Guest post by Christine Lindstrom of Lindstroms on the Road.
Halloween is just around the corner and the kids are getting excited. What’s not to love about a holiday that combines playing dress up and being given lots of candy? Celebrating Halloween on the road looks a little different, perhaps, than it would if we were living in a “sticks and bricks” house, but not as much as you might expect. Yes, Halloween is a little different every year, but most of the core traditions are about the same.
Here are some ideas to help you have a fun, simple Halloween celebration with your family, wherever the road leads you this year.
Some people will spend months sewing and creating ingenious, homemade Halloween costumes. Others will spend a lot of money ordering an elaborate costume. The lack of space, small budget, and on the go lifestyle that often come with full time RVing make it hard to do either one, but that does not mean that a quality, creative costume is out of reach.
Our favorite place to get Halloween costumes is a secondhand store. When we find store-bought costumes, at least we know they have survived one trick-or-treat already and are still in decent shape. With a little luck, you can find a ready costume your child loves. But perhaps even more fun is giving kids the freedom to leave the “costume” section and get creative with what they find in the rest of the store.
As RVers, we love things that serve more than one purpose. Pajamas that look like a superhero costume with a detachable cape? Perfect, especially for little ones that might fall asleep during trick-or-treating. We also love building costumes out of things we already have at home, whether dress-up items or regular clothes. Most roadschooled kids are already pretty skilled at thinking outside the box, so let their imaginations run wild!
Trick-or-treating has changed a lot since most of us were kids. Concerns about safety and being out late on school nights have led many communities to schedule the neighborhood trick-or-treating to the weekend before or after Halloween, often with suggested times or curfews. The rise of the “trunk-or-treat” idea allows kids to go “door to door” in costume collecting candy but without walking all around the neighborhoods on dark streets. There are countless variations on Halloween happening around the country, finding different solutions for the “problems” of traditional trick-or-treating on neighborhood streets after dark on October 31.
Regardless of your opinions on these trends, they do make it easier for a traveling family to find opportunities for their kids to go trick-or-treating. Check community calendars online or look for fliers on bulletin boards near where you will be on Halloween. Libraries, schools, churches and other community groups often sponsor Halloween activities, especially the weekend before Halloween.

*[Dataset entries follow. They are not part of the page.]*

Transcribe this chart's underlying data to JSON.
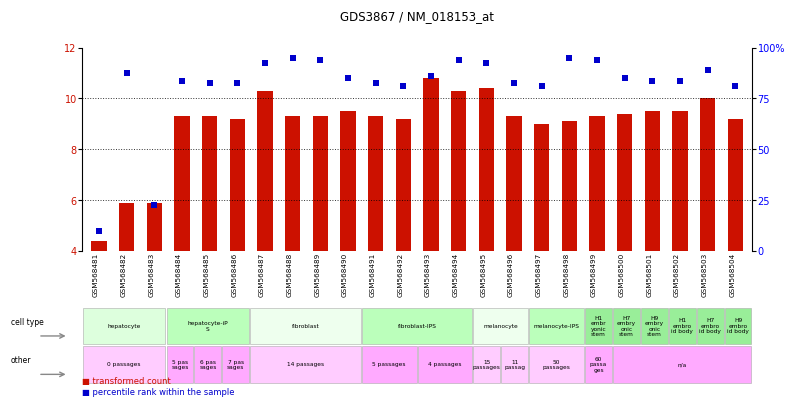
{
  "title": "GDS3867 / NM_018153_at",
  "samples": [
    "GSM568481",
    "GSM568482",
    "GSM568483",
    "GSM568484",
    "GSM568485",
    "GSM568486",
    "GSM568487",
    "GSM568488",
    "GSM568489",
    "GSM568490",
    "GSM568491",
    "GSM568492",
    "GSM568493",
    "GSM568494",
    "GSM568495",
    "GSM568496",
    "GSM568497",
    "GSM568498",
    "GSM568499",
    "GSM568500",
    "GSM568501",
    "GSM568502",
    "GSM568503",
    "GSM568504"
  ],
  "bar_values": [
    4.4,
    5.9,
    5.9,
    9.3,
    9.3,
    9.2,
    10.3,
    9.3,
    9.3,
    9.5,
    9.3,
    9.2,
    10.8,
    10.3,
    10.4,
    9.3,
    9.0,
    9.1,
    9.3,
    9.4,
    9.5,
    9.5,
    10.0,
    9.2
  ],
  "dot_values": [
    4.8,
    11.0,
    5.8,
    10.7,
    10.6,
    10.6,
    11.4,
    11.6,
    11.5,
    10.8,
    10.6,
    10.5,
    10.9,
    11.5,
    11.4,
    10.6,
    10.5,
    11.6,
    11.5,
    10.8,
    10.7,
    10.7,
    11.1,
    10.5
  ],
  "bar_color": "#cc1100",
  "dot_color": "#0000cc",
  "ylim_left": [
    4,
    12
  ],
  "ylim_right": [
    0,
    100
  ],
  "yticks_left": [
    4,
    6,
    8,
    10,
    12
  ],
  "yticks_right": [
    0,
    25,
    50,
    75,
    100
  ],
  "ytick_labels_right": [
    "0",
    "25",
    "50",
    "75",
    "100%"
  ],
  "cell_type_groups": [
    {
      "label": "hepatocyte",
      "start": 0,
      "end": 2,
      "color": "#ddffdd"
    },
    {
      "label": "hepatocyte-iP\nS",
      "start": 3,
      "end": 5,
      "color": "#bbffbb"
    },
    {
      "label": "fibroblast",
      "start": 6,
      "end": 9,
      "color": "#eeffee"
    },
    {
      "label": "fibroblast-IPS",
      "start": 10,
      "end": 13,
      "color": "#bbffbb"
    },
    {
      "label": "melanocyte",
      "start": 14,
      "end": 15,
      "color": "#eeffee"
    },
    {
      "label": "melanocyte-IPS",
      "start": 16,
      "end": 17,
      "color": "#bbffbb"
    },
    {
      "label": "H1\nembr\nyonic\nstem",
      "start": 18,
      "end": 18,
      "color": "#99ee99"
    },
    {
      "label": "H7\nembry\nonic\nstem",
      "start": 19,
      "end": 19,
      "color": "#99ee99"
    },
    {
      "label": "H9\nembry\nonic\nstem",
      "start": 20,
      "end": 20,
      "color": "#99ee99"
    },
    {
      "label": "H1\nembro\nid body",
      "start": 21,
      "end": 21,
      "color": "#99ee99"
    },
    {
      "label": "H7\nembro\nid body",
      "start": 22,
      "end": 22,
      "color": "#99ee99"
    },
    {
      "label": "H9\nembro\nid body",
      "start": 23,
      "end": 23,
      "color": "#99ee99"
    }
  ],
  "other_groups": [
    {
      "label": "0 passages",
      "start": 0,
      "end": 2,
      "color": "#ffccff"
    },
    {
      "label": "5 pas\nsages",
      "start": 3,
      "end": 3,
      "color": "#ffaaff"
    },
    {
      "label": "6 pas\nsages",
      "start": 4,
      "end": 4,
      "color": "#ffaaff"
    },
    {
      "label": "7 pas\nsages",
      "start": 5,
      "end": 5,
      "color": "#ffaaff"
    },
    {
      "label": "14 passages",
      "start": 6,
      "end": 9,
      "color": "#ffccff"
    },
    {
      "label": "5 passages",
      "start": 10,
      "end": 11,
      "color": "#ffaaff"
    },
    {
      "label": "4 passages",
      "start": 12,
      "end": 13,
      "color": "#ffaaff"
    },
    {
      "label": "15\npassages",
      "start": 14,
      "end": 14,
      "color": "#ffccff"
    },
    {
      "label": "11\npassag",
      "start": 15,
      "end": 15,
      "color": "#ffccff"
    },
    {
      "label": "50\npassages",
      "start": 16,
      "end": 17,
      "color": "#ffccff"
    },
    {
      "label": "60\npassa\nges",
      "start": 18,
      "end": 18,
      "color": "#ffaaff"
    },
    {
      "label": "n/a",
      "start": 19,
      "end": 23,
      "color": "#ffaaff"
    }
  ],
  "row_label_cell_type": "cell type",
  "row_label_other": "other",
  "legend_bar": "transformed count",
  "legend_dot": "percentile rank within the sample",
  "bg_color": "#ffffff"
}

Many campgrounds and RV parks will also allow trick-or-treating on the premises on a specific date and time. Last year, we took our kids trick-or-treating in our RV park and it was great! Anyone who wanted to participate posted an orange pumpkin flier in their RV window, so the kids knew which doors they could knock on. On a sunny afternoon in Southern California, many were also sitting outside to pass out candy. It had a fun, community feel to it! We met our neighbors and the kids came home with more candy than they could carry!

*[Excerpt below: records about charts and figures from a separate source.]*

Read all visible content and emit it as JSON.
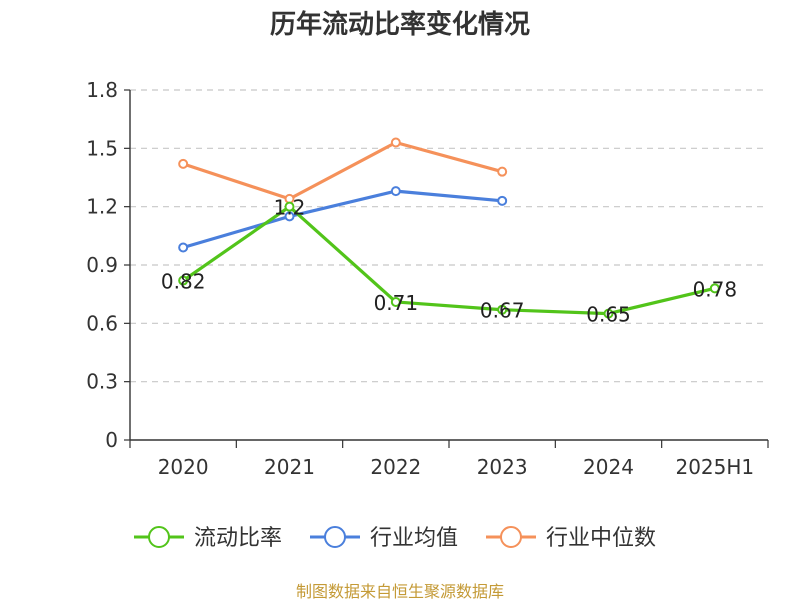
{
  "title": "历年流动比率变化情况",
  "source": "制图数据来自恒生聚源数据库",
  "chart_data": {
    "type": "line",
    "title": "历年流动比率变化情况",
    "categories": [
      "2020",
      "2021",
      "2022",
      "2023",
      "2024",
      "2025H1"
    ],
    "yticks": [
      "0",
      "0.3",
      "0.6",
      "0.9",
      "1.2",
      "1.5",
      "1.8"
    ],
    "ylim": [
      0,
      1.8
    ],
    "grid": true,
    "legend_position": "bottom",
    "series": [
      {
        "name": "流动比率",
        "color": "#52c41a",
        "values": [
          0.82,
          1.2,
          0.71,
          0.67,
          0.65,
          0.78
        ],
        "labels": [
          "0.82",
          "1.2",
          "0.71",
          "0.67",
          "0.65",
          "0.78"
        ]
      },
      {
        "name": "行业均值",
        "color": "#4a7fdc",
        "values": [
          0.99,
          1.15,
          1.28,
          1.23,
          null,
          null
        ]
      },
      {
        "name": "行业中位数",
        "color": "#f5915a",
        "values": [
          1.42,
          1.24,
          1.53,
          1.38,
          null,
          null
        ]
      }
    ]
  }
}
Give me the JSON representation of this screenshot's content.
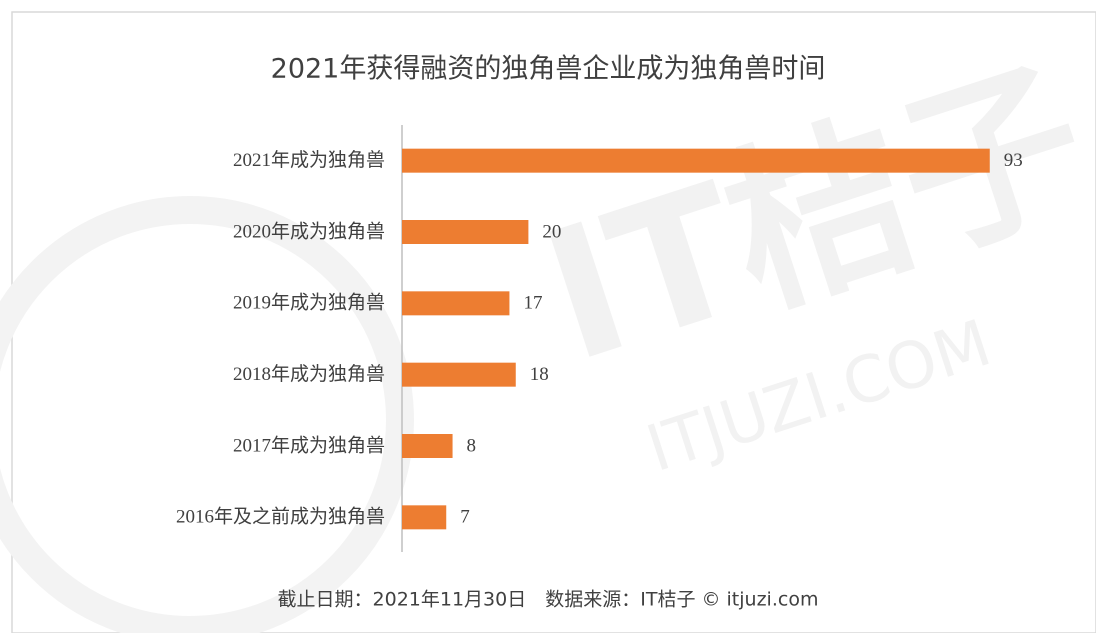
{
  "chart_data": {
    "type": "hbar",
    "title": "2021年获得融资的独角兽企业成为独角兽时间",
    "categories": [
      "2021年成为独角兽",
      "2020年成为独角兽",
      "2019年成为独角兽",
      "2018年成为独角兽",
      "2017年成为独角兽",
      "2016年及之前成为独角兽"
    ],
    "values": [
      93,
      20,
      17,
      18,
      8,
      7
    ],
    "color": "#ed7d31",
    "xlim": [
      0,
      100
    ],
    "note": "截止日期：2021年11月30日　数据来源：IT桔子 © itjuzi.com",
    "watermark": [
      "IT桔子",
      "ITJUZI.COM"
    ]
  }
}
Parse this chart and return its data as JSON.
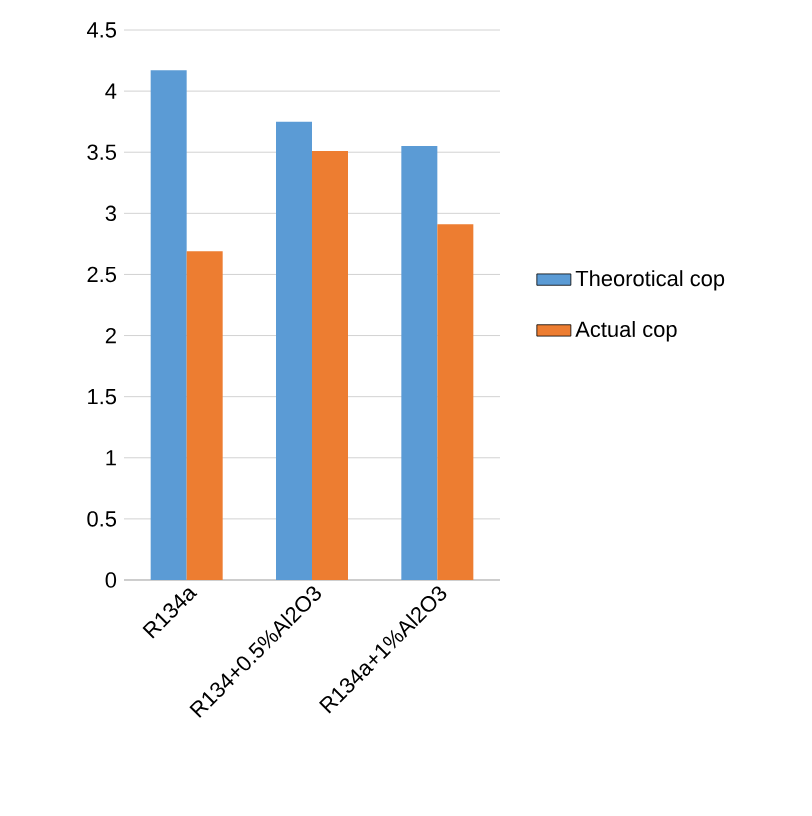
{
  "chart_data": {
    "type": "bar",
    "categories": [
      "R134a",
      "R134+0.5%Al2O3",
      "R134a+1%Al2O3"
    ],
    "series": [
      {
        "name": "Theorotical cop",
        "color": "#5b9bd5",
        "values": [
          4.17,
          3.75,
          3.55
        ]
      },
      {
        "name": "Actual cop",
        "color": "#ed7d31",
        "values": [
          2.69,
          3.51,
          2.91
        ]
      }
    ],
    "ylim": [
      0,
      4.5
    ],
    "yticks": [
      0,
      0.5,
      1,
      1.5,
      2,
      2.5,
      3,
      3.5,
      4,
      4.5
    ],
    "grid": "y",
    "legend": "right"
  }
}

Fall is the time for pumpkin patches, corn mazes, apple picking, and all kinds of harvest-related activities. Traveling families have the opportunity to experience the fall season in different regions and climates, and to visit some of the best pumpkin patches and corn mazes in the country.
If you search the internet for “fall bucket list” you could easily believe that your kids are missing out on dozens of essential fall activities. A better suggestion is to choose one or two, especially taking advantage of activities that are exclusive to the region of the country you’re currently visiting.

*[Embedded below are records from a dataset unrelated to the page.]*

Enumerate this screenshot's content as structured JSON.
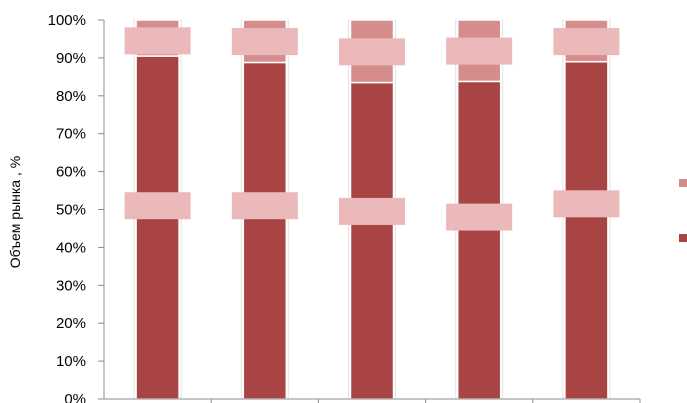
{
  "chart_data": {
    "type": "bar",
    "stacked": true,
    "percent": true,
    "ylabel": "Объем рынка , %",
    "ylim": [
      0,
      100
    ],
    "y_ticks": [
      "0%",
      "10%",
      "20%",
      "30%",
      "40%",
      "50%",
      "60%",
      "70%",
      "80%",
      "90%",
      "100%"
    ],
    "categories": [
      "",
      "",
      "",
      "",
      ""
    ],
    "series": [
      {
        "values": [
          90.5,
          88.8,
          83.5,
          83.8,
          89.0
        ],
        "color": "#a84444"
      },
      {
        "values": [
          9.5,
          11.2,
          16.5,
          16.2,
          11.0
        ],
        "color": "#d48c8c"
      }
    ],
    "labels_overlay": [
      {
        "bottom": [
          51,
          51,
          49.5,
          48,
          51.5
        ],
        "top": [
          94.5,
          94.3,
          91.6,
          91.8,
          94.3
        ]
      }
    ],
    "overlay_color": "#ebb9b9",
    "grid": false,
    "legend_placement": "right"
  }
}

The harvest season brings many opportunities to learn about farming and food production and preservation. Many of the same farms that offer pumpkin patches and corn mazes will also provide opportunities to learn more, so be on the lookout.
Inquiring minds will often ask about the origins of the Halloween holiday and how the traditions came to be the way they are today. Do a little research to be prepared to answer, or maybe visit a library together to investigate these questions further. You may also encounter, especially in southern border states, differences in cultural traditions. Learn more about the Mexican celebration of el Día de los Muertos, for example, and extend this to include learning some basic Spanish phrases.
Explore why it is getting dark earlier and earlier at this time of year or why the leaves change to such a rich tapestry of colors before falling off of the trees. Older kids might be interested in reading classic “spooky” literature such as the works of Edgar Allan Poe or “The Legend of Sleepy Hollow” at this time of year. As always, be creative and use the things that are all around you!
Holidays can present special challenges while on the road, but also many wonderful opportunities! Happy Halloween!